Die Krähnholm Textilmanufaktur in Narva wurde von Ludwig Knoop im Jahr 1857 gegründet.
Public domainDa dringend Männer, die russische Unternehmer mit ausländischen Lieferanten verbinden und Kredite bereitstellen konnten, gesucht wurden, entschloss Knoop sich, diese Lücke zu füllen und eröffnete im Jahr 1852 sein Unternehmen „L Knoop & Co“. Vier Jahre später, im Jahr 1856, ließ er auf der estnischen Insel Kreenholm die größte Baumwollspinnerei Europas errichten, die ihm schließlich ein Vermögen einbrachte. Er bot seinen russischen Kunden an, die Fabrik von Grund auf neu aufzubauen, sie mit englischen Baumwollmaschinen und englischen Technikern auszustatten, die die Maschinen die ersten Jahre instand halten würden. Er nahm dafür kein Geld, sondern wurde stattdessen Anteilseigner der neu gebauten Fabrik, die ihn später zu einem Aktionär dutzender Textilunternehmen machen würde.

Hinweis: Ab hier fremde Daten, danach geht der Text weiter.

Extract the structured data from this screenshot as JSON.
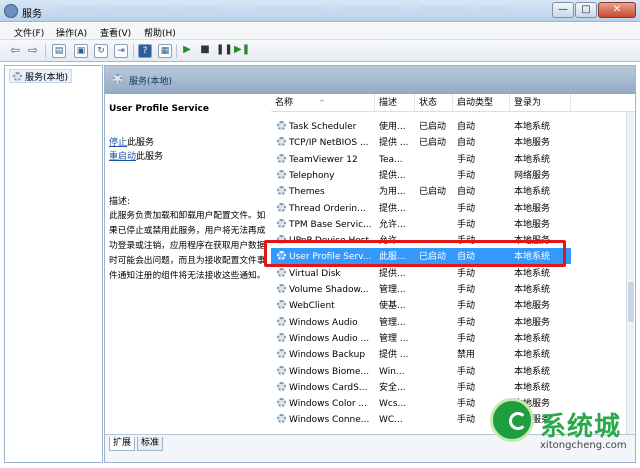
{
  "window": {
    "title": "服务",
    "controls": [
      "—",
      "□",
      "✕"
    ]
  },
  "menu": {
    "items": [
      {
        "label": "文件(F)"
      },
      {
        "label": "操作(A)"
      },
      {
        "label": "查看(V)"
      },
      {
        "label": "帮助(H)"
      }
    ]
  },
  "toolbar": {
    "icons": [
      "back-icon",
      "forward-icon",
      "show-tree-icon",
      "properties-icon",
      "refresh-icon",
      "export-icon",
      "help-icon",
      "console-icon",
      "play-icon",
      "stop-icon",
      "pause-icon",
      "restart-icon"
    ]
  },
  "tree": {
    "root_label": "服务(本地)"
  },
  "pane": {
    "header_title": "服务(本地)",
    "selected_service_name": "User Profile Service",
    "stop_link": "停止",
    "stop_suffix": "此服务",
    "restart_link": "重启动",
    "restart_suffix": "此服务",
    "description_label": "描述:",
    "description_text": "此服务负责加载和卸载用户配置文件。如果已停止或禁用此服务，用户将无法再成功登录或注销，应用程序在获取用户数据时可能会出问题，而且为接收配置文件事件通知注册的组件将无法接收这些通知。"
  },
  "table": {
    "columns": [
      "名称",
      "描述",
      "状态",
      "启动类型",
      "登录为"
    ],
    "rows": [
      {
        "name": "Task Scheduler",
        "desc": "使用...",
        "status": "已启动",
        "startup": "自动",
        "logon": "本地系统"
      },
      {
        "name": "TCP/IP NetBIOS ...",
        "desc": "提供 ...",
        "status": "已启动",
        "startup": "自动",
        "logon": "本地服务"
      },
      {
        "name": "TeamViewer 12",
        "desc": "Tea...",
        "status": "",
        "startup": "手动",
        "logon": "本地系统"
      },
      {
        "name": "Telephony",
        "desc": "提供...",
        "status": "",
        "startup": "手动",
        "logon": "网络服务"
      },
      {
        "name": "Themes",
        "desc": "为用...",
        "status": "已启动",
        "startup": "自动",
        "logon": "本地系统"
      },
      {
        "name": "Thread Orderin...",
        "desc": "提供...",
        "status": "",
        "startup": "手动",
        "logon": "本地服务"
      },
      {
        "name": "TPM Base Servic...",
        "desc": "允许...",
        "status": "",
        "startup": "手动",
        "logon": "本地服务"
      },
      {
        "name": "UPnP Device Host",
        "desc": "允许...",
        "status": "",
        "startup": "手动",
        "logon": "本地服务"
      },
      {
        "name": "User Profile Serv...",
        "desc": "此服...",
        "status": "已启动",
        "startup": "自动",
        "logon": "本地系统",
        "selected": true
      },
      {
        "name": "Virtual Disk",
        "desc": "提供...",
        "status": "",
        "startup": "手动",
        "logon": "本地系统"
      },
      {
        "name": "Volume Shadow...",
        "desc": "管理...",
        "status": "",
        "startup": "手动",
        "logon": "本地系统"
      },
      {
        "name": "WebClient",
        "desc": "使基...",
        "status": "",
        "startup": "手动",
        "logon": "本地服务"
      },
      {
        "name": "Windows Audio",
        "desc": "管理...",
        "status": "",
        "startup": "手动",
        "logon": "本地服务"
      },
      {
        "name": "Windows Audio ...",
        "desc": "管理 ...",
        "status": "",
        "startup": "手动",
        "logon": "本地系统"
      },
      {
        "name": "Windows Backup",
        "desc": "提供 ...",
        "status": "",
        "startup": "禁用",
        "logon": "本地系统"
      },
      {
        "name": "Windows Biome...",
        "desc": "Win...",
        "status": "",
        "startup": "手动",
        "logon": "本地系统"
      },
      {
        "name": "Windows CardS...",
        "desc": "安全...",
        "status": "",
        "startup": "手动",
        "logon": "本地系统"
      },
      {
        "name": "Windows Color ...",
        "desc": "Wcs...",
        "status": "",
        "startup": "手动",
        "logon": "本地服务"
      },
      {
        "name": "Windows Conne...",
        "desc": "WC...",
        "status": "",
        "startup": "手动",
        "logon": "本地服务"
      }
    ]
  },
  "tabs": [
    "扩展",
    "标准"
  ],
  "watermark": {
    "brand": "系统城",
    "url": "xitongcheng.com"
  },
  "colors": {
    "selection": "#3399ff",
    "highlight_box": "#e31515",
    "link": "#1a53a8"
  }
}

Insgesamt war Knoop für die Ausrüstung von 187 Baumwollfabriken im ganzen Land verantwortlich und besaß selbst die größte Textilfabrik in Russland, was ihm die Möglichkeit gab, nicht nur die Preise für Baumwolle, sondern auch für alle anderen Textilien, die im Land verkauft wurden, zu bestimmen.
Im späteren Leben kehrte Lew Gerassimowitsch, wie er in russischer Manier genannt wurde, in seine Heimat Bremen zurück, stattete Russland jedoch ab und an einen Besuch ab, um sich um seine Geschäfte zu kümmern. Er starb im Jahr 1894 und hinterließ seinen beiden Söhnen zwölf Unternehmen, die allerdings die Revolution im Jahr 1917 und die Verstaatlichung nicht überlebten.
Der junge deutsche Unternehmer Ferdinand Theodor von Einem kam im Jahr 1850 nach Moskau, um in einem unbekannten Land erfolgreich zu werden. Er begann seine Karriere mit der Produktion von Würfelzucker und gründete im Jahr 1851 ein kleines Unternehmen, das auf der berühmten Arbatstraße Schokolade und Süßigkeiten herstellte. Schon bald dachte er aufgrund der hohen Nachfrage und mangelnden Konkurrenz darüber nach, sein Geschäft zu erweitern.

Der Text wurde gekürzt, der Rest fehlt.